Recent studies from several countries show that phototherapy can safely and effectively be performed in the family's home, and since 2022 home phototherapy is recommended as an alternative to readmission to hospital in the American national guidelines.
However, there have been several reports about the possible relationship between neonatal phototherapy and the increased risk of future cancer. A recent systematic review has found that there may be a statistically significant association between phototherapy and various hematopoietic cancers (especially myeloid leukemia).

===Exchange transfusions===
Much like with phototherapy the level at which exchange transfusion should occur depends on the health status and age of the newborn. It should however be used for any newborn with a total serum bilirubin of greater than 428 μmol/L (25 mg/dL ). It is the most rapid method for lowering bilirubin and is the treatment of choice for symptomatic infants with moderate or advanced ABE. Given higher risks for exchange transfusion, it should only be undertaken after intensive phototherapy has failed or when urgent intervention is clinically indicated. The procedure removes bilirubin-laden and antibody-coated red blood cells and replaces them with donor blood, rapidly lowering bilirubin by approximately 50%.

==Complications==
When presented in excess of the albumin binding capacity, unconjugated bilirubin poses as a danger as it can cross the blood brain barrier and deposit in the basal ganglia and brainstem nuclei causing neurotoxicity.

Early signs of acute bilirubin encephalopathy (ABE) include lethargy, poor feeding, and hypotonia. As the condition progresses, infants may develop a high-pitched cry, neck and back arching (opisthotonus), fever, and seizures. Early recognition and treatment can reverse these changes.

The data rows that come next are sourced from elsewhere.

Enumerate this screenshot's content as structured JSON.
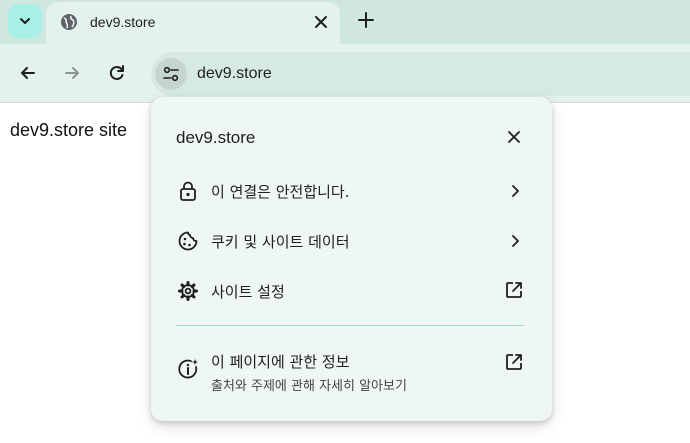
{
  "browser": {
    "tab": {
      "title": "dev9.store",
      "favicon": "globe-icon"
    },
    "tab_search_icon": "chevron-down-icon",
    "new_tab_icon": "plus-icon",
    "nav": {
      "back": "arrow-left-icon",
      "forward": "arrow-right-icon",
      "reload": "reload-icon"
    },
    "omnibox": {
      "url": "dev9.store",
      "site_info_icon": "tune-icon"
    }
  },
  "page": {
    "text": "dev9.store site"
  },
  "popup": {
    "title": "dev9.store",
    "items": [
      {
        "label": "이 연결은 안전합니다.",
        "icon": "lock-icon",
        "trailing": "chevron-right-icon"
      },
      {
        "label": "쿠키 및 사이트 데이터",
        "icon": "cookie-icon",
        "trailing": "chevron-right-icon"
      },
      {
        "label": "사이트 설정",
        "icon": "gear-icon",
        "trailing": "external-link-icon"
      }
    ],
    "about": {
      "label": "이 페이지에 관한 정보",
      "sublabel": "출처와 주제에 관해 자세히 알아보기",
      "icon": "info-sparkle-icon",
      "trailing": "external-link-icon"
    }
  },
  "colors": {
    "tabstrip": "#cfe7df",
    "toolbar": "#e4f2ed",
    "popup_bg": "#eff7f4",
    "accent": "#a8f0e6",
    "divider": "#9fdbd5"
  }
}
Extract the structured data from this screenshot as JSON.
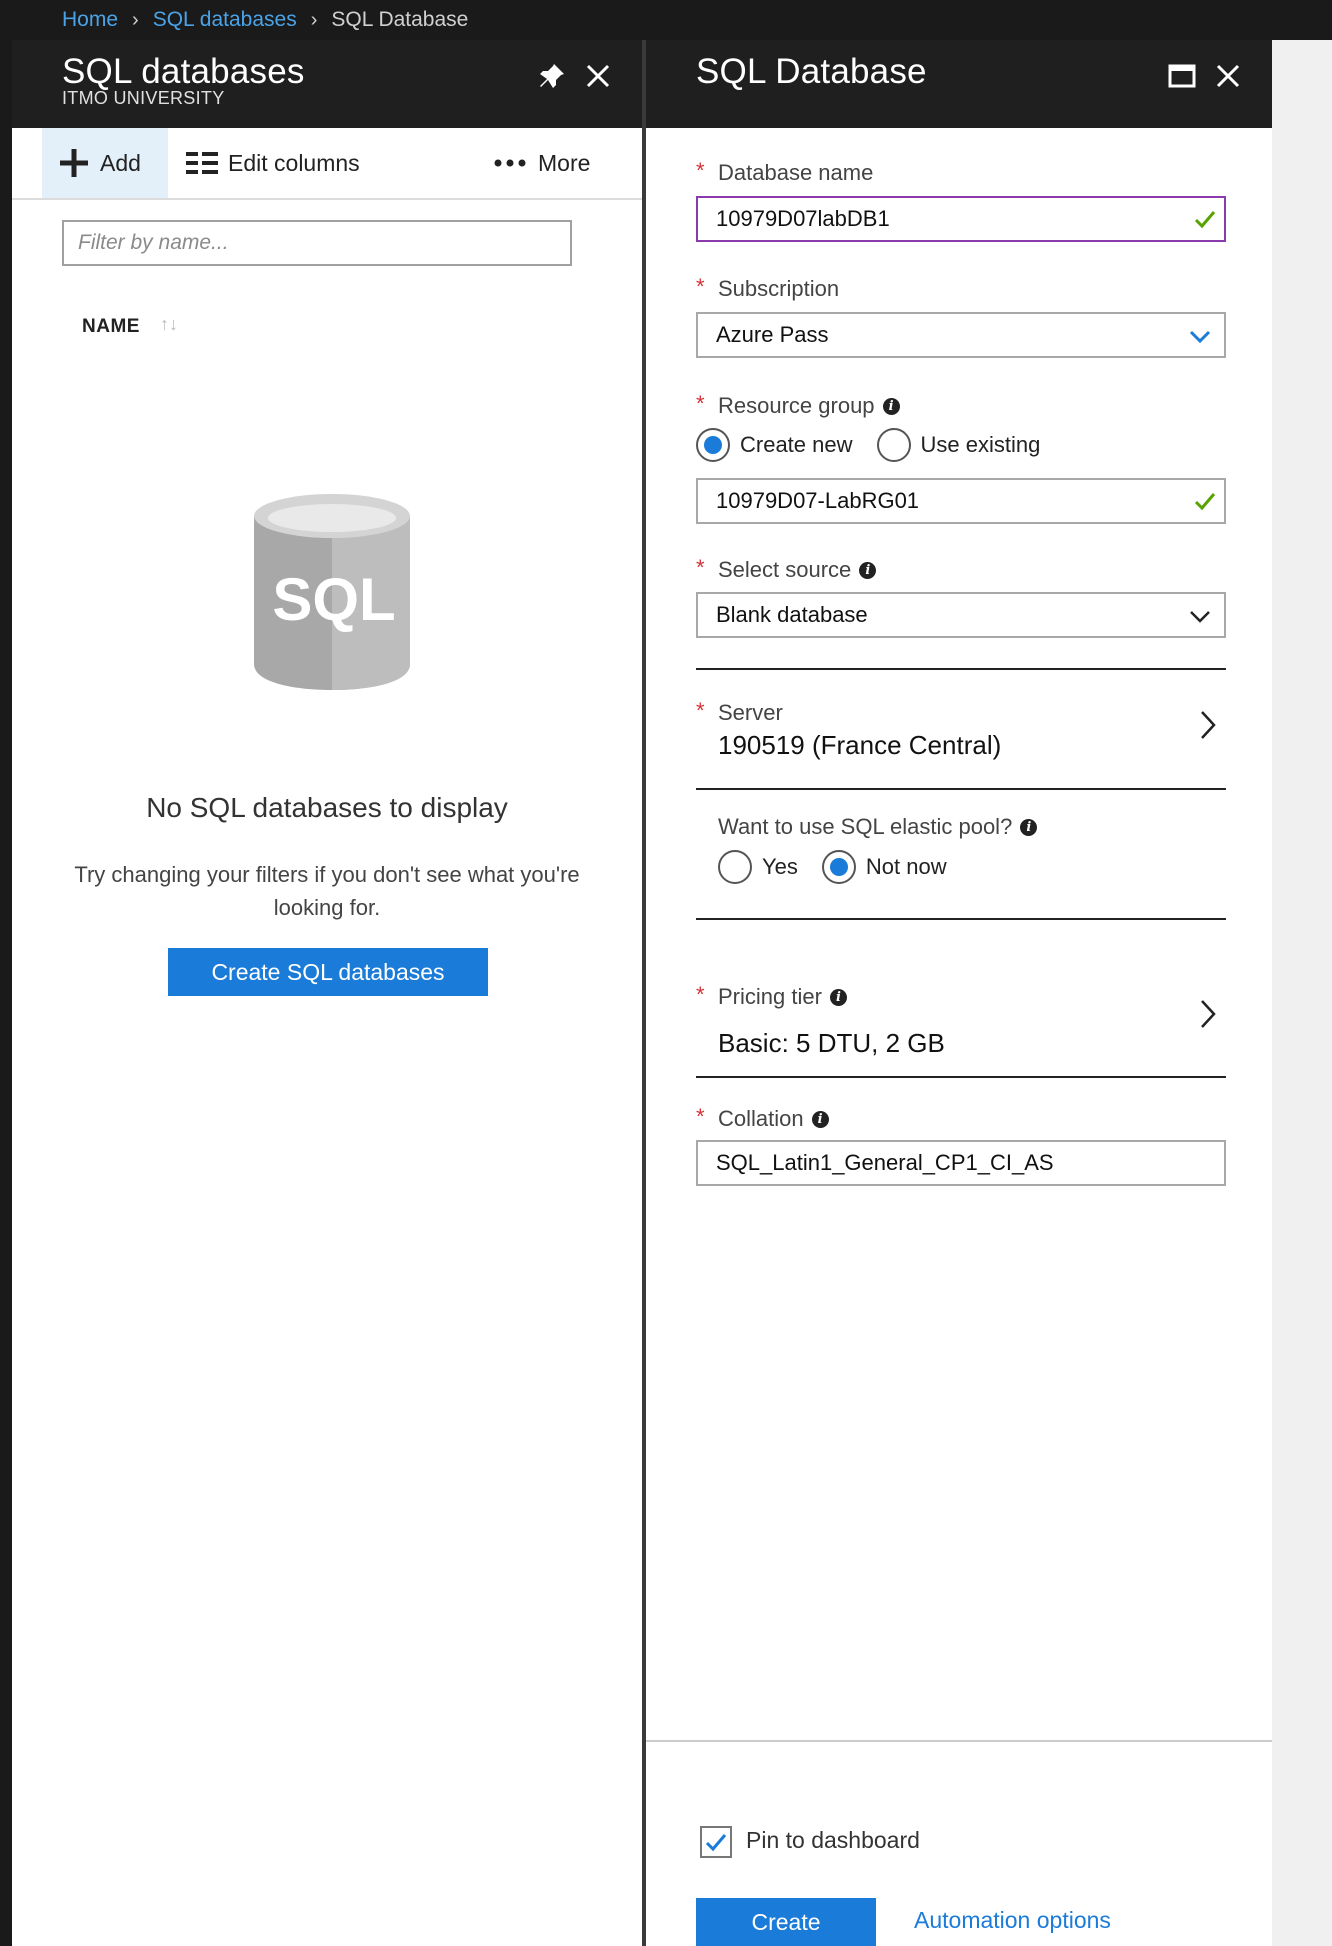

If untreated, acute encephalopathy may evolve into kernicterus from untreated or inadequately treated ABE which causes irreversible brain damage. However, the Joint Commission considers kernicterus to be a preventable sentinel event. The risk is rare in term infants even at bilirubin levels of 25 mg/dL, but substantially higher in preterm infants with a less secure blood-brain barrier and lower albumin levels.

Rarely, if phototherapy is done in the presence of hepatic dysfunction with elevated direct bilirubin levels, Bronze baby syndrome can develop. It is a harmless and self-resolving but cosmetically unappealing complication in which the skin, serum and urin acquire a dark grayish brown discoloration. It underscores the importance of evaluating the bilirubin fractions prior to phototherapy initiation.

==Research==
Penicillamine was studied in the 1970s in hyperbilirubinemia due to ABO hemolytic disease. While tin mesoporphyrin IX may decrease bilirubin such use is not recommended in babies. Preclinical studies have looked at minocycline to help prevent neurotoxicity. Clofibrate may decrease the duration of phototherapy. Evidence as of 2012 however is insufficient to recommend its use.